Here’s the function:
# This function estimates robust standad error for glm objects and
# returns coefficients as either logit, odd ratios or probabilities.
# logits are default
# argument x must be glm model.
# Credit to Achim here:
# http://stackoverflow.com/questions/27367974/
# different-robust-standard-errors-of-logit-regression-in-stata-and-r
# for the code in line 14 and 15
robustse <- function(x, coef = c("logit", "odd.ratio", "probs")) {
suppressMessages(suppressWarnings(library(lmtest)))
suppressMessages(suppressWarnings(library(sandwich)))
sandwich1 <- function(object, ...) sandwich(object) *
nobs(object) / (nobs(object) - 1)
# Function calculates SE's
mod1 <- coeftest(x, vcov = sandwich1)
# apply the function over the variance-covariance matrix
if (coef == "logit") {
return(mod1) # return logit with robust SE's
} else if (coef == "odd.ratio") {
mod1[, 1] <- exp(mod1[, 1]) # return odd ratios with robust SE's
mod1[, 2] <- mod1[, 1] * mod1[, 2]
return(mod1)
} else {
mod1[, 1] <- (mod1[, 1]/4) # return probabilites with robust SE's
mod1[, 2] <- mod1[, 2]/4
return(mod1)
}
}
Now let’s give it a try. Let’s estimate two models, one with logit coefficients and robust SE’s and the same for odds ratios. Just to make sure, let’s compare it with the Stata output.
# In R for logit coefficients and robust standard errors:
suppressMessages(suppressWarnings(library(haven)))
dat <- read_dta("http://www.stata-press.com/data/r9/quad1.dta")
mod1 <- glm(z ~ x1 + x2 + x3, dat, family = binomial)

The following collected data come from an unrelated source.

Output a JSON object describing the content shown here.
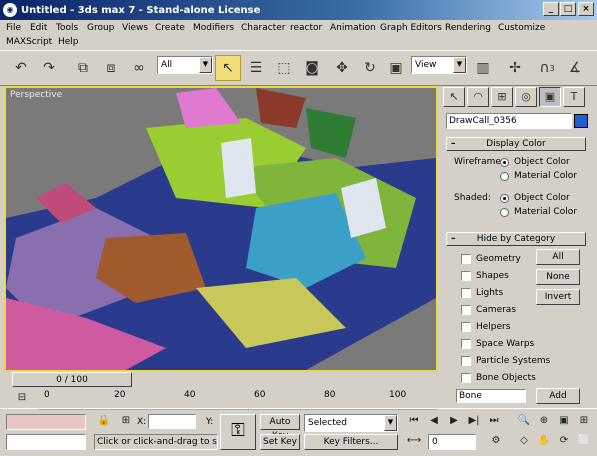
{
  "window": {
    "title": "Untitled - 3ds max 7 - Stand-alone License",
    "min_glyph": "_",
    "max_glyph": "□",
    "close_glyph": "×"
  },
  "menu": {
    "row1": [
      "File",
      "Edit",
      "Tools",
      "Group",
      "Views",
      "Create",
      "Modifiers",
      "Character",
      "reactor",
      "Animation",
      "Graph Editors",
      "Rendering",
      "Customize"
    ],
    "row2": [
      "MAXScript",
      "Help"
    ]
  },
  "toolbar": {
    "selection_filter": "All",
    "reference_coord": "View",
    "icons": [
      "undo-icon",
      "redo-icon",
      "select-and-link-icon",
      "unlink-icon",
      "bind-space-warp-icon",
      "select-object-icon",
      "select-by-name-icon",
      "rectangular-selection-icon",
      "window-crossing-icon",
      "select-and-move-icon",
      "select-and-rotate-icon",
      "select-and-scale-icon",
      "use-pivot-center-icon",
      "manipulate-icon",
      "snap-toggle-icon",
      "angle-snap-icon"
    ],
    "snap_label": "3"
  },
  "viewport": {
    "label": "Perspective"
  },
  "command_panel": {
    "tabs": [
      "create-tab-icon",
      "modify-tab-icon",
      "hierarchy-tab-icon",
      "motion-tab-icon",
      "display-tab-icon",
      "utilities-tab-icon"
    ],
    "object_name": "DrawCall_0356",
    "object_color": "#1f5fcf",
    "display_color": {
      "title": "Display Color",
      "wireframe_label": "Wireframe:",
      "shaded_label": "Shaded:",
      "object_color": "Object Color",
      "material_color": "Material Color"
    },
    "hide_by_category": {
      "title": "Hide by Category",
      "categories": [
        "Geometry",
        "Shapes",
        "Lights",
        "Cameras",
        "Helpers",
        "Space Warps",
        "Particle Systems",
        "Bone Objects"
      ],
      "all_button": "All",
      "none_button": "None",
      "invert_button": "Invert",
      "bone_field": "Bone",
      "add_button": "Add"
    }
  },
  "timeline": {
    "frame_counter": "0 / 100",
    "ticks": [
      "0",
      "20",
      "40",
      "60",
      "80",
      "100"
    ]
  },
  "status": {
    "x_label": "X:",
    "y_label": "Y:",
    "prompt": "Click or click-and-drag to select",
    "auto_key": "Auto Key",
    "set_key": "Set Key",
    "selected": "Selected",
    "key_filters": "Key Filters...",
    "current_frame": "0"
  }
}
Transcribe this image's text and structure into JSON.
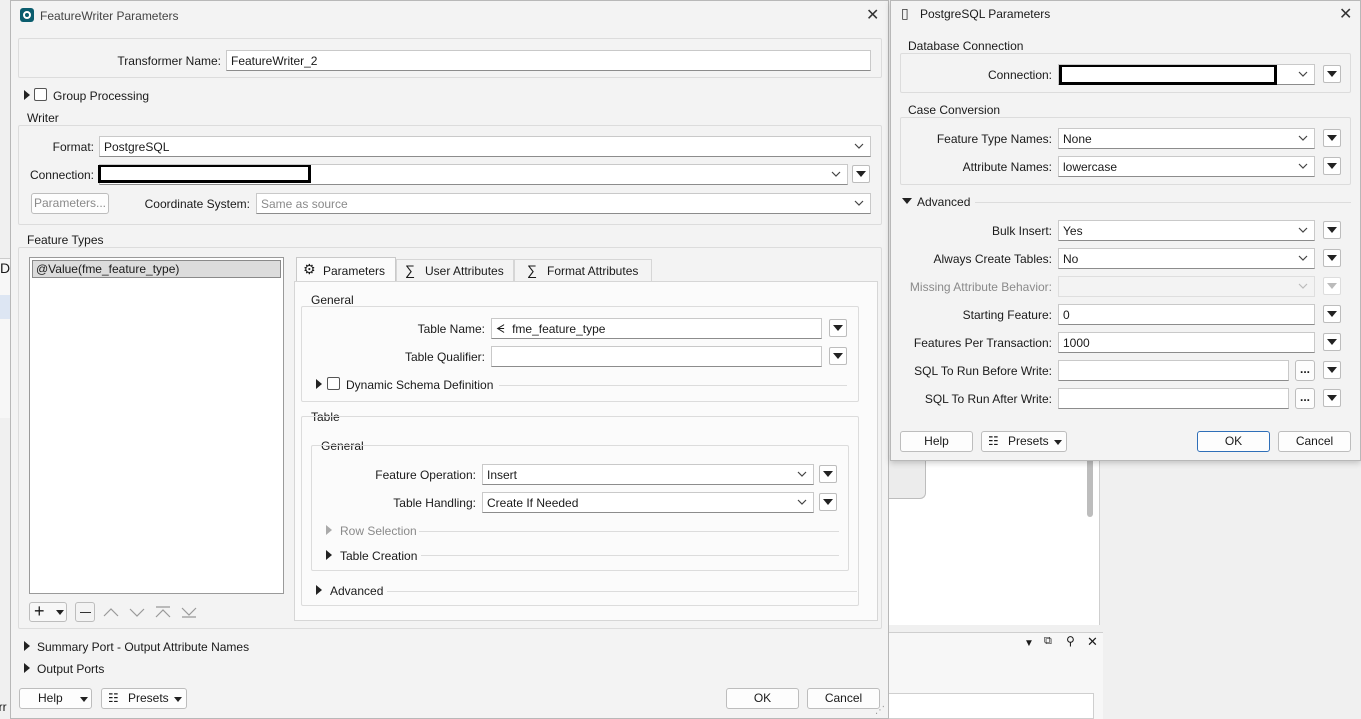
{
  "main_dialog": {
    "title": "FeatureWriter Parameters",
    "transformer_name_label": "Transformer Name:",
    "transformer_name_value": "FeatureWriter_2",
    "group_processing_label": "Group Processing",
    "writer_heading": "Writer",
    "format_label": "Format:",
    "format_value": "PostgreSQL",
    "connection_label": "Connection:",
    "parameters_button": "Parameters...",
    "coord_system_label": "Coordinate System:",
    "coord_system_value": "Same as source",
    "feature_types_heading": "Feature Types",
    "feature_type_item": "@Value(fme_feature_type)",
    "tabs": [
      {
        "label": "Parameters",
        "icon": "gear-icon",
        "active": true
      },
      {
        "label": "User Attributes",
        "icon": "sigma-icon",
        "active": false
      },
      {
        "label": "Format Attributes",
        "icon": "sigma-icon",
        "active": false
      }
    ],
    "general_heading": "General",
    "table_name_label": "Table Name:",
    "table_name_value": "fme_feature_type",
    "table_qualifier_label": "Table Qualifier:",
    "table_qualifier_value": "",
    "dynamic_schema_label": "Dynamic Schema Definition",
    "table_heading": "Table",
    "table_general_heading": "General",
    "feature_operation_label": "Feature Operation:",
    "feature_operation_value": "Insert",
    "table_handling_label": "Table Handling:",
    "table_handling_value": "Create If Needed",
    "row_selection_label": "Row Selection",
    "table_creation_label": "Table Creation",
    "advanced_label": "Advanced",
    "summary_port_label": "Summary Port - Output Attribute Names",
    "output_ports_label": "Output Ports",
    "help_button": "Help",
    "presets_button": "Presets",
    "ok_button": "OK",
    "cancel_button": "Cancel"
  },
  "pg_dialog": {
    "title": "PostgreSQL Parameters",
    "db_connection_heading": "Database Connection",
    "connection_label": "Connection:",
    "case_conversion_heading": "Case Conversion",
    "feature_type_names_label": "Feature Type Names:",
    "feature_type_names_value": "None",
    "attribute_names_label": "Attribute Names:",
    "attribute_names_value": "lowercase",
    "advanced_heading": "Advanced",
    "bulk_insert_label": "Bulk Insert:",
    "bulk_insert_value": "Yes",
    "always_create_label": "Always Create Tables:",
    "always_create_value": "No",
    "missing_attr_label": "Missing Attribute Behavior:",
    "missing_attr_value": "",
    "starting_feature_label": "Starting Feature:",
    "starting_feature_value": "0",
    "features_per_tx_label": "Features Per Transaction:",
    "features_per_tx_value": "1000",
    "sql_before_label": "SQL To Run Before Write:",
    "sql_before_value": "",
    "sql_after_label": "SQL To Run After Write:",
    "sql_after_value": "",
    "ellipsis": "...",
    "help_button": "Help",
    "presets_button": "Presets",
    "ok_button": "OK",
    "cancel_button": "Cancel"
  },
  "background": {
    "left_edge_letter": "D",
    "bottom_left_text": "orr"
  }
}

robustse(mod1, coef = "logit")
##
## z test of coefficients:
##
## Estimate Std. Error z value Pr(>|z|)
## (Intercept) 0.091740 0.025869 3.5464 0.0003905 ***
## x1 0.024050 0.025869 0.9297 0.3525395
## x2 0.157143 0.089715 1.7516 0.0798448 .
## x3 0.190162 0.089418 2.1267 0.0334490 *
## ---
## Signif. codes: 0 '***' 0.001 '**' 0.01 '*' 0.05 '.' 0.1 ' ' 1
# In Stata for logit coefficients and robust standard errors:
use http://www.stata-press.com/data/r9/quad1.dta, clear
logit z x1 x2 x3, robust
# ------------------------------------------------------------------------------
# | Robust
# z | Coef. Std. Err. z P>|z| [95% Conf. Interval]
# -------------+----------------------------------------------------------------
# x1 | .02405 .0258693 0.93 0.353 -.0266528 .0747529
# x2 | .1571428 .0897145 1.75 0.080 -.0186944 .33298
# x3 | .190162 .0894185 2.13 0.033 .014905 .3654189
# _cons | .09174 .0258686 3.55 0.000 .0410386 .1424415
# ------------------------------------------------------------------------------
# In R for odd ratios with adjusted standard errors
robustse(mod1, coef = "odd.ratio")
##
## z test of coefficients:
##
## Estimate Std. Error z value Pr(>|z|)
## (Intercept) 1.096080 0.028354 3.5464 0.0003905 ***
## x1 1.024342 0.026499 0.9297 0.3525395
## x2 1.170163 0.104981 1.7516 0.0798448 .
## x3 1.209445 0.108147 2.1267 0.0334490 *
## ---
## Signif. codes: 0 '***' 0.001 '**' 0.01 '*' 0.05 '.' 0.1 ' ' 1
# In Stata for odd ratios with adjusted standard errors
logit z x1 x2 x3, robust or
# ------------------------------------------------------------------------------
# | Robust
# z | Odds Ratio Std. Err. z P>|z| [95% Conf. Interval]
# -------------+----------------------------------------------------------------
# x1 | 1.024342 .026499 0.93 0.353 .9736992 1.077618
# x2 | 1.170163 .1049806 1.75 0.080 .9814792 1.395119
# x3 | 1.209445 .1081467 2.13 0.033 1.015017 1.441118
# _cons | 1.09608 .028354 3.55 0.000 1.041892 1.153086
# ------------------------------------------------------------------------------
You can also use the stargazer
package to produce nicely formatted tables with these new estimates and it should be exactly the same.
UPDATE: I’ve included this function my personal package which you can install with devtools::install_github("cimentadaj/cimentadaj")
. Feel free to make any pull requests in the github repo.